Some of my favorite translated quotes include:

  • I call him free who is led solely by reason.
  • Whatsoever is contrary to nature is contrary to reason, and whatsoever is contrary to reason is absurd.
  • Peace is not an absence of war, it is a virtue, a state of mind, a disposition for benevolence, confidence, justice.
  • The highest activity a human being can attain is learning for understanding, because to understand is to be free.
1644
Book: The Bloudy Tenent of Persecution
Book: The Bloudy Tenent of Persecution

In 1644, Williams published The Bloudy Tenent of Persecution. Historians consider it his most famous work. He wrote Bloudy after arriving in London in midsummer 1643. It was on sale by July 15, 1644. It is a fierce attack on religious and political intolerance in both Old England and New. He advocated for free thought and belief because he felt that punishing those that did not believe was not part of his faith and government should be separate from religion. Roger advocated for a “hedge or wall of Separation between the Garden of the Church and the Wilderness of the world” in order to keep the church pure. His ideas raised questions and challenges but his ideas endured over time.

1694
Voltaire (1694-1778)
Voltaire (1694-1778)

Voltaire was a French Enlightenment philosopher born François-Marie Arouet. He was an advocate of civil liberties and satirized intolerance, and religious dogma in a time one was punished with censorship, jail, banishment, or worse.

Some of my favorite Voltaire quotes translated from French:

  • Those who can make you believe absurdities can make you commit atrocities.
  • Opinion has caused more trouble on this little earth than plagues or earthquakes.
  • In the case of news, we should always wait for the sacrament of confirmation.
1711
David Hume (1711-1776)
https://en.wikipedia.org/wiki/File:David_Hume.jpg

The Scottish Enlightenment philosopher and historian Hume was a leading exponent of empiricism. The belief that all human knowledge derives solely from experience.
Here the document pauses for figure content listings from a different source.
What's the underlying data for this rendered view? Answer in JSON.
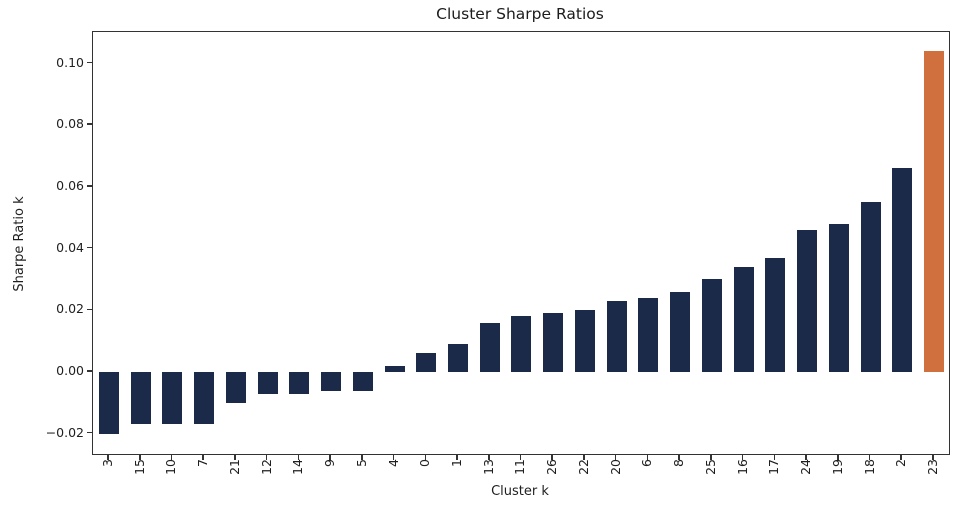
{
  "figure": {
    "title": "Cluster Sharpe Ratios",
    "xlabel": "Cluster k",
    "ylabel": "Sharpe Ratio k"
  },
  "chart_data": {
    "type": "bar",
    "title": "Cluster Sharpe Ratios",
    "xlabel": "Cluster k",
    "ylabel": "Sharpe Ratio k",
    "categories": [
      "3",
      "15",
      "10",
      "7",
      "21",
      "12",
      "14",
      "9",
      "5",
      "4",
      "0",
      "1",
      "13",
      "11",
      "26",
      "22",
      "20",
      "6",
      "8",
      "25",
      "16",
      "17",
      "24",
      "19",
      "18",
      "2",
      "23"
    ],
    "values": [
      -0.02,
      -0.017,
      -0.017,
      -0.017,
      -0.01,
      -0.007,
      -0.007,
      -0.006,
      -0.006,
      0.002,
      0.006,
      0.009,
      0.016,
      0.018,
      0.019,
      0.02,
      0.023,
      0.024,
      0.026,
      0.03,
      0.034,
      0.037,
      0.046,
      0.048,
      0.055,
      0.066,
      0.104
    ],
    "yticks": [
      0.1,
      0.08,
      0.06,
      0.04,
      0.02,
      0.0,
      -0.02
    ],
    "ytick_labels": [
      "0.10",
      "0.08",
      "0.06",
      "0.04",
      "0.02",
      "0.00",
      "−0.02"
    ],
    "ylim": [
      -0.0266,
      0.1102
    ],
    "grid": false,
    "legend_position": "none",
    "bar_color": "#1b2a48",
    "highlight_color": "#d0703e",
    "highlight_category": "23",
    "axis_color": "#333333",
    "text_color": "#1f1f1f"
  }
}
Some of my favorite Hume quotes:

  • “A wise man proportions his belief to the evidence.” -A Treatise of Human Nature, 1739
  • “The life of man is of no greater importance to the universe than that of an oyster.”
  • “Generally speaking, the errors in religion are dangerous; those in philosophy only ridiculous.”
1724
Immanuel Kant (1724-1804)
Immanuel Kant (1724-1804)
12 Generations Ago

The German philosopher Immanuel Kant (22 April 1724 – 12 February 1804) was a central figure of the Enlightenment which put reason as the tool of choice when discussing God, nature, and humanity. 
Some of my favorite translated quotes include:

  • All our knowledge begins with the senses, proceeds then to the understanding, and ends with reason. There is nothing higher than reason.
  • Nothing is divine but what is agreeable to reason.
  • We can judge the heart of a man by his treatment of animals.
  • It is beyond a doubt that all our knowledge begins with experience.